Computers like data such as text that can be parsed, indexed, and made searchable. However more meaning can be added to this data. In previous articles I urged content developers to add structure to their pages. By adding page titles and a hierarchy of headings, you serve many audiences. Most of your users will see a nice visual hierarchy of information that is pleasing to look at as well as easy to skim and read. Yet to your benefit, search engines can determine what snippets of text are more important. Lastly, you help screen reading software for vision impaired users easily skim and summarize your content.
The Semantic Web takes this a step further and adds another layer of information. By adding additional semantic tags to text, content such as addresses and phone numbers receive special attention from search engines and other applications. Early stages of this information can be seen with Google search. Their web crawlers are able to peer into a site’s structure and provide a high-level map of the top ranking website right in your search results. But this is just one example of an application extrapolating data. New tools like Apple’s Siri and Google glasses are pieces of hardware and software that work together in a mobile space. This adds a distinct layer of complexity and relevancy by incorporating your surroundings into context.
What pieces of data from your website can be used in applications such as Siri are not just helping you surf the web? They are accessing information embedded all over the Internet and providing it right to you, not as web search results with links to pages, but as information right in the application. Imagine if someone using Siri or a similar application “Give me directions to (your church name here) in (your town here)”. Because your website has proper semantic data, the address returned, which launches their GPS navigation application, and they are on their way to your front door.

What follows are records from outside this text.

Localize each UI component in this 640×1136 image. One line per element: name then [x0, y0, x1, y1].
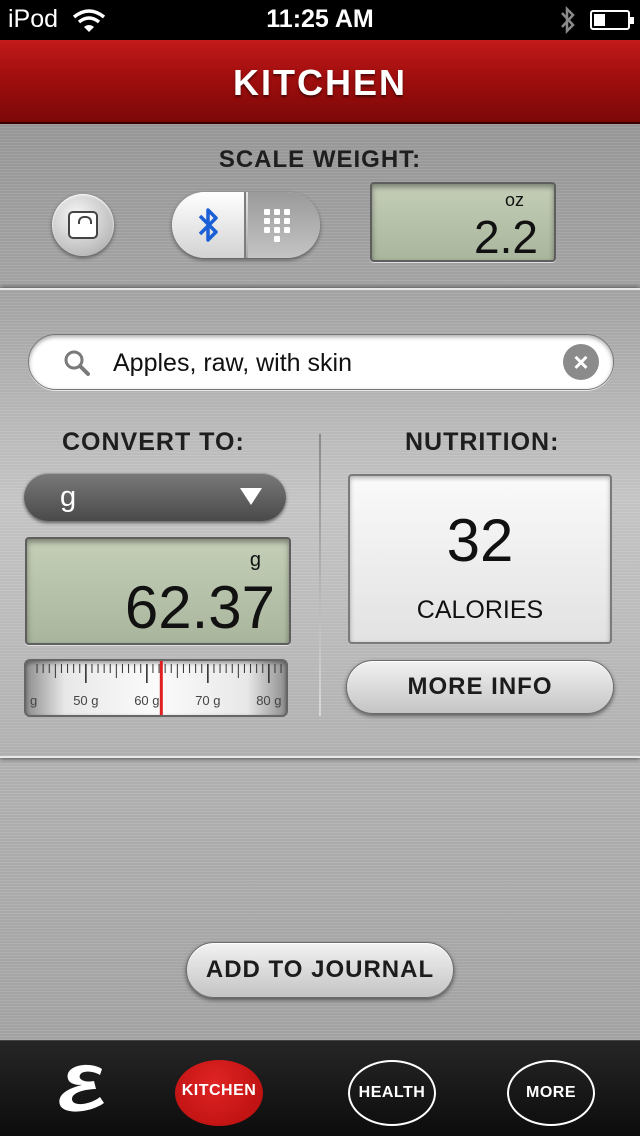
scale-weight-display: oz 2.2 — [370, 182, 556, 263]
bluetooth-status-icon — [559, 5, 577, 40]
battery-icon — [590, 10, 634, 30]
food-search-field[interactable]: Apples, raw, with skin × — [28, 334, 614, 390]
add-to-journal-button[interactable]: ADD TO JOURNAL — [186, 942, 454, 998]
tab-health[interactable]: HEALTH — [348, 1060, 436, 1126]
ruler-tick-label: 70 g — [195, 693, 220, 708]
dropdown-arrow-icon — [240, 488, 262, 505]
weight-ruler[interactable]: g 50 g 60 g 70 g 80 g — [24, 659, 288, 717]
search-input-value[interactable]: Apples, raw, with skin — [113, 349, 352, 378]
logo-icon[interactable] — [50, 1059, 116, 1122]
nutrition-label: NUTRITION: — [405, 428, 560, 456]
page-title: KITCHEN — [233, 62, 407, 103]
convert-to-label: CONVERT TO: — [62, 428, 245, 456]
calories-value: 32 — [446, 507, 514, 574]
column-divider — [319, 434, 321, 716]
converted-weight-unit: g — [249, 549, 261, 571]
keypad-icon — [264, 209, 292, 242]
bluetooth-mode-button[interactable] — [172, 192, 246, 258]
scale-weight-unit: oz — [504, 190, 524, 210]
ruler-tick-label: 80 g — [256, 693, 281, 708]
calories-display: 32 CALORIES — [348, 474, 612, 644]
status-bar: iPod 11:25 AM — [0, 0, 640, 40]
unit-select[interactable]: g — [24, 473, 286, 521]
tab-bar: KITCHEN HEALTH MORE — [0, 1040, 640, 1136]
ruler-tick-label: 60 g — [134, 693, 159, 708]
tab-kitchen[interactable]: KITCHEN — [175, 1060, 263, 1126]
bluetooth-icon — [196, 206, 222, 249]
scale-weight-value: 2.2 — [474, 211, 538, 263]
clear-icon[interactable]: × — [563, 344, 599, 380]
keypad-mode-button[interactable] — [248, 192, 320, 258]
tab-more[interactable]: MORE — [507, 1060, 595, 1126]
scale-button[interactable] — [52, 194, 114, 256]
ruler-tick-label: 50 g — [73, 693, 98, 708]
unit-select-value: g — [60, 481, 77, 513]
scale-icon — [68, 211, 98, 239]
converted-weight-value: 62.37 — [124, 574, 275, 641]
calories-label: CALORIES — [416, 596, 544, 624]
scale-weight-label: SCALE WEIGHT: — [218, 146, 422, 173]
ruler-tick-label: g — [30, 693, 37, 708]
more-info-button[interactable]: MORE INFO — [346, 660, 614, 714]
status-time: 11:25 AM — [266, 5, 374, 33]
converted-weight-display: g 62.37 — [25, 537, 291, 645]
input-mode-toggle[interactable] — [172, 192, 320, 258]
search-icon — [63, 349, 91, 382]
title-bar: KITCHEN — [0, 40, 640, 124]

Google Glasses are taking things a step further by actually layering information directly over your view of the world. They are streaming information like GPS directions and weather reports, displaying queries and images, taking video and photographs, and so much more. This level of interaction with the world you see in front of you is unparalleled with any other consumer product at this time. However, given the proper preparation, this technology will be able to interact with your church, its ministries, and outreach programs.

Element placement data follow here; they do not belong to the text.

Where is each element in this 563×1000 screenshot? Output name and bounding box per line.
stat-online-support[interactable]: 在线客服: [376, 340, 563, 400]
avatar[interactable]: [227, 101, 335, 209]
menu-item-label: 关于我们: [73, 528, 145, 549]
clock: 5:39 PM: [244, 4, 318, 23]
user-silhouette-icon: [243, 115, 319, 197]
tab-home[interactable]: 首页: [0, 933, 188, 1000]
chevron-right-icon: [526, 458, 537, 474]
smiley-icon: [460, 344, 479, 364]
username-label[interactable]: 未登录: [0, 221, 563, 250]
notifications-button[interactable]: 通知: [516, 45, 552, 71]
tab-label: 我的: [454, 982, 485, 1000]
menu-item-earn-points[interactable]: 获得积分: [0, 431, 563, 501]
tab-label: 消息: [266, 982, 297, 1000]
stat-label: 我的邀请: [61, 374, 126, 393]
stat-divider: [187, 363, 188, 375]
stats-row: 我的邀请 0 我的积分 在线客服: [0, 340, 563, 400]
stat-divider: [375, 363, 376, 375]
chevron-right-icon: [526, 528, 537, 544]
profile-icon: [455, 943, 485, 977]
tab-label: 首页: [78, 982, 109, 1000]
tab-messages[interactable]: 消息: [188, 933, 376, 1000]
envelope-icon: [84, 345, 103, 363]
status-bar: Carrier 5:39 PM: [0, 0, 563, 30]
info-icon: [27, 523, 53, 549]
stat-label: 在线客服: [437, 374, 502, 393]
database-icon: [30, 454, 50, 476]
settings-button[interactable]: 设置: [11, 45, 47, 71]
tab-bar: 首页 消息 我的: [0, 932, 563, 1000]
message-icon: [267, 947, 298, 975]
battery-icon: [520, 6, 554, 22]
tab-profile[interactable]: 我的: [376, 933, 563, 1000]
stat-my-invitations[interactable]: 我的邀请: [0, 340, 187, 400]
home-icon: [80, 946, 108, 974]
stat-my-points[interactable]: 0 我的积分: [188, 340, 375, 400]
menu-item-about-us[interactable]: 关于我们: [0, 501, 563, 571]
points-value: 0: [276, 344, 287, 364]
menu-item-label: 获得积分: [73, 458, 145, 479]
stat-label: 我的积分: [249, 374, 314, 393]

Educate yourself on the Semantic Web. If you have not heard of this, or think it is a little technical, calm down. This is a developing technology that is slowly being adopted around the web. Just remember that mobile-friendly websites were first thought about as early as 2007. It seemed so far off that nobody worried about it. Now churches, as well as multi-billion dollar companies, are scrambling to catch up in that space because they were caught flat footed with the flood of smartphone and tablet users. I am warning you now in 2013, learn from their mistakes and get your church website and its data out in front of the Semantic Web!
Note: This article was inspired by Paul Boag‘s discussion on the Semantic Web.